Palestra do Me. Carlos João Figueiredo

Processo de Atenção Educativa de Educandos com NEE.

Horário

15 às 16h

Resumo

O Sistema Nacional de Educação em Moçambique tem passado por importantes transformações com o objetivo de responder a agenda 2030 de desenvolvimento sustentável, que prevê garantir uma educação inclusiva, equitativa e de qualidade com oportunidades iguais de aprendizagem e prevenção de todas as formas de exclusão e marginalização.

“O processo de atenção educativa de educandos com necessidades educativas especiais na cidade de Maputo - Moçambique” Constitui uma problemática a ser resolvido pelo Sistema Nacional de Educação assim como de outras instituições do estado Moçambicano.

Para falar do processo de atenção educativa é preciso rever a pagina do passado e presente, refiro me da Independência Nacional, da Constituição da Republica, do Sistema Nacional de Educação, do Plano Estratégico de Educação, das Reformas Curriculares em curso, Memorandos de entendimento e acordos de trabalho inter institucionais, Trajetória de Formação de Professores e do Plano Nacional de Educação Inclusiva aprovado recentemente, entre outros.
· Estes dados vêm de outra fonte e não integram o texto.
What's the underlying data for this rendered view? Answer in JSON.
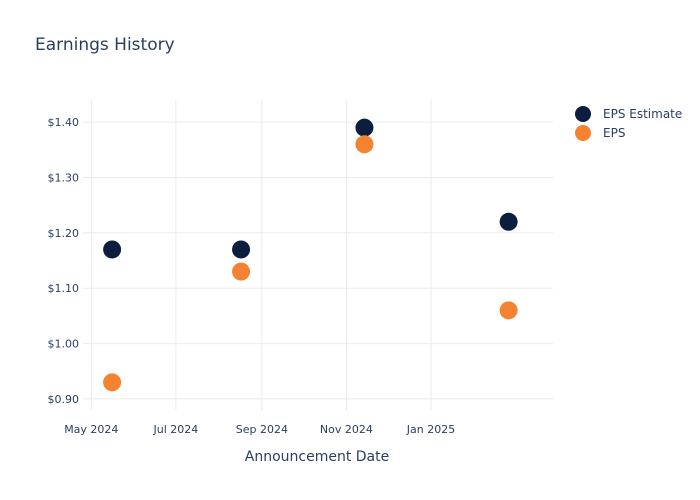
{
  "chart_data": {
    "type": "scatter",
    "title": "Earnings History",
    "xlabel": "Announcement Date",
    "ylabel": "",
    "x_ticks": [
      "May 2024",
      "Jul 2024",
      "Sep 2024",
      "Nov 2024",
      "Jan 2025"
    ],
    "y_ticks": [
      "$0.90",
      "$1.00",
      "$1.10",
      "$1.20",
      "$1.30",
      "$1.40"
    ],
    "xlim": [
      "2024-04-25",
      "2025-03-30"
    ],
    "ylim": [
      0.88,
      1.44
    ],
    "grid": true,
    "legend_position": "top-right",
    "series": [
      {
        "name": "EPS Estimate",
        "color": "#0b1e3f",
        "points": [
          {
            "x": "2024-05-16",
            "y": 1.17
          },
          {
            "x": "2024-08-17",
            "y": 1.17
          },
          {
            "x": "2024-11-14",
            "y": 1.39
          },
          {
            "x": "2025-02-26",
            "y": 1.22
          }
        ]
      },
      {
        "name": "EPS",
        "color": "#f58231",
        "points": [
          {
            "x": "2024-05-16",
            "y": 0.93
          },
          {
            "x": "2024-08-17",
            "y": 1.13
          },
          {
            "x": "2024-11-14",
            "y": 1.36
          },
          {
            "x": "2025-02-26",
            "y": 1.06
          }
        ]
      }
    ]
  }
}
A concepção pedagógica proposta, revela a participação de vários organismos e instituições governamentais que atuam com objetivos comuns traduzidos em intersetorialidade, visando gerar compromisso social e trabalho coordenado para o fortalecimento da capacidade institucional e influenciar em respostas acertadas na atenção educativa a diversidade. “Em Moçambique, precisamos reajustar o sistema educativo, fazer adequações e contextualizar as condições políticas, econômicas e sociais do país de modo a concretar e dinamizar ações multidisciplinares próprias da realidade educativa de educandos com necessidades educativas especiais.

Convidados

  • Carlos João Figueiredo

  • Doutorando em Educação Especial e Mestre em Psicologia Educacional.

Sobre o evento

A inclusão escolar de Pessoas com Deficiência é, ainda, um grande desafio. O tema é foco de inúmeras discussões na atualidade, tendo em vista a necessidade do respeito às diferenças, dos direitos iguais de acesso ao conhecimento e do ensino de qualidade. Diante deste cenário, o intercâmbio entre profissionais da educação de países que falam a língua portuguesa surge como uma oportunidade preciosa de trocas sobre o assunto.
Sem dúvida, a programação do Congresso contribuirá de forma significativa para o alcance de um melhor atendimento às pessoas com deficiência nas escolas, além de favorecer a identificação das barreiras que dificultam a aprendizagem. Ademais, o compartilhamento das melhores práticas do processo de inclusão entre representantes de diferentes países favorecerá a busca por novos caminhos e estratégias que colaborem para o avanço da educação inclusiva.